Researchers have developed a method whereby patients can not only avoid after surgery scars, but also general anaesthesia.

London, May 1 : Researchers have developed a method whereby patients can not only avoid after surgery scars, but also general anaesthesia.

Transgastric surgery, or natural orifice translumenal endosurgery is performed by moving flexible surgical tools and a camera in through the patient's mouth to reach the abdominal cavity via a cut in the stomach lining.

Once the operation is done, the surgeon draws any removed tissue back out through the patient's mouth and sews up the hole in the stomach.

At the Ohio State University Medical Center, in Columbus, US, 10 patients were diagnosed for suspected pancreatic cancer by means of procedures that entered their bodies through their mouths.

Two women have had their gall bladders removed by surgeons who reached the abdominal cavity through an incision in the vagina.

However the method is not free of risks, which include the possibility of internal bleeding, or post-operative pain caused by inflating the abdominal cavity with carbon dioxide to make it easier to work in.

Transgastric surgery is a wing of keyhole surgery, in which slim surgical tools are inserted into the abdomen through small incisions avoiding a large cut in the belly.

"However, because transgastric surgeons reach the abdominal cavity through the mouth, there is no need for an incision, so patients should be back up on their feet much faster," New Scientist quoted Jürgen Hochberger at St Bernward Hospital in Hildesheim, Germany, as saying.

Going in through the stomach can also lessen the risk of post-operative infections with, the drug-resistant superbug MRSA, which often lives on the skin.

"If you don't have skin incisions then you don't get MRSA," says Paul Swain, an endosurgeon at Imperial College, London, UK.

"Stomach acid is pretty cleansing.
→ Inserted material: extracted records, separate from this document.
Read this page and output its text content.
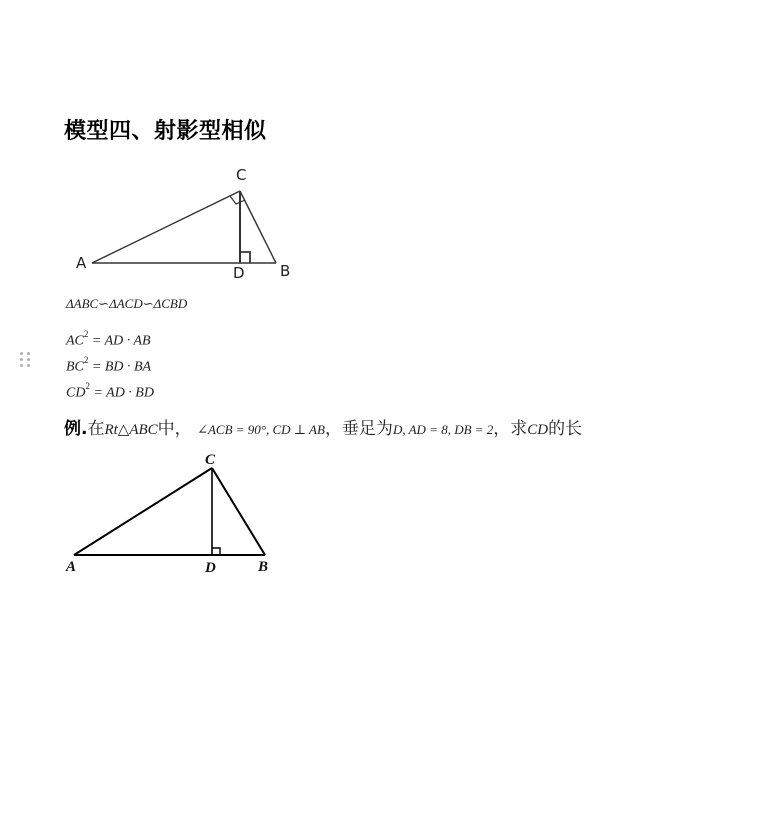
模型四、射影型相似
A	B
C
D
ΔABC∽ΔACD∽ΔCBD
$AC^2$ = AD · AB
$BC^2$ = BD · BA
$CD^2$ = AD · BD
例.在Rt△ABC中， ∠ACB = 90°, CD ⊥ AB，垂足为D, AD = 8, DB = 2，求CD的长
A	B
C
D
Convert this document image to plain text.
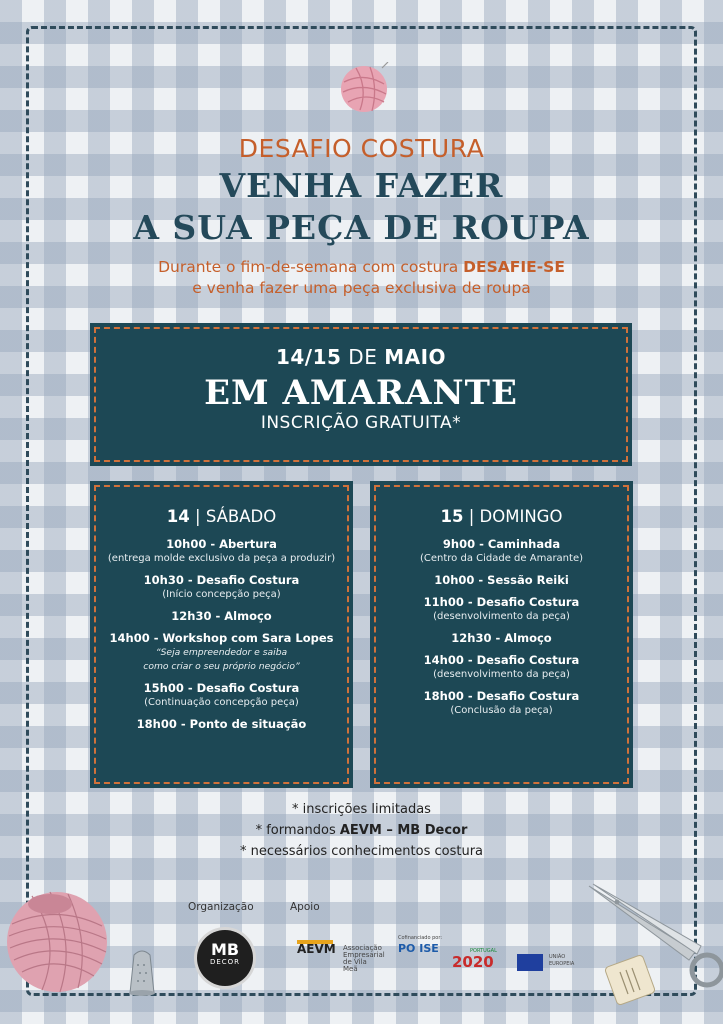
DESAFIO COSTURA
VENHA FAZER
A SUA PEÇA DE ROUPA
Durante o fim-de-semana com costura DESAFIE-SE
e venha fazer uma peça exclusiva de roupa
14/15 DE MAIO
EM AMARANTE
INSCRIÇÃO GRATUITA*
14 | SÁBADO
10h00 - Abertura
(entrega molde exclusivo da peça a produzir)
10h30 - Desafio Costura
(Início concepção peça)
12h30 - Almoço
14h00 - Workshop com Sara Lopes
“Seja empreendedor e saiba
como criar o seu próprio negócio”
15h00 - Desafio Costura
(Continuação concepção peça)
18h00 - Ponto de situação
15 | DOMINGO
9h00 - Caminhada
(Centro da Cidade de Amarante)
10h00 - Sessão Reiki
11h00 - Desafio Costura
(desenvolvimento da peça)
12h30 - Almoço
14h00 - Desafio Costura
(desenvolvimento da peça)
18h00 - Desafio Costura
(Conclusão da peça)
* inscrições limitadas
* formandos AEVM – MB Decor
* necessários conhecimentos costura
Organização	Apoio
MB
DECOR
AEVM Associação Empresarial de Vila Meã
Cofinanciado por:
PO ISE	PORTUGAL
2020	UNIÃO EUROPEIA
Not many bugs can stand it," Swain said.

According to Per-Ola Park, who has been leading research at Sahlgrenska University Hospital in Gothenburg, Sweden, said that the treatment tested on animals cannot help gauge levels of pain.

"While highly complex procedures have been successfully demonstrated in pigs, it is difficult to gauge details like levels of pain in animal tests, Park said.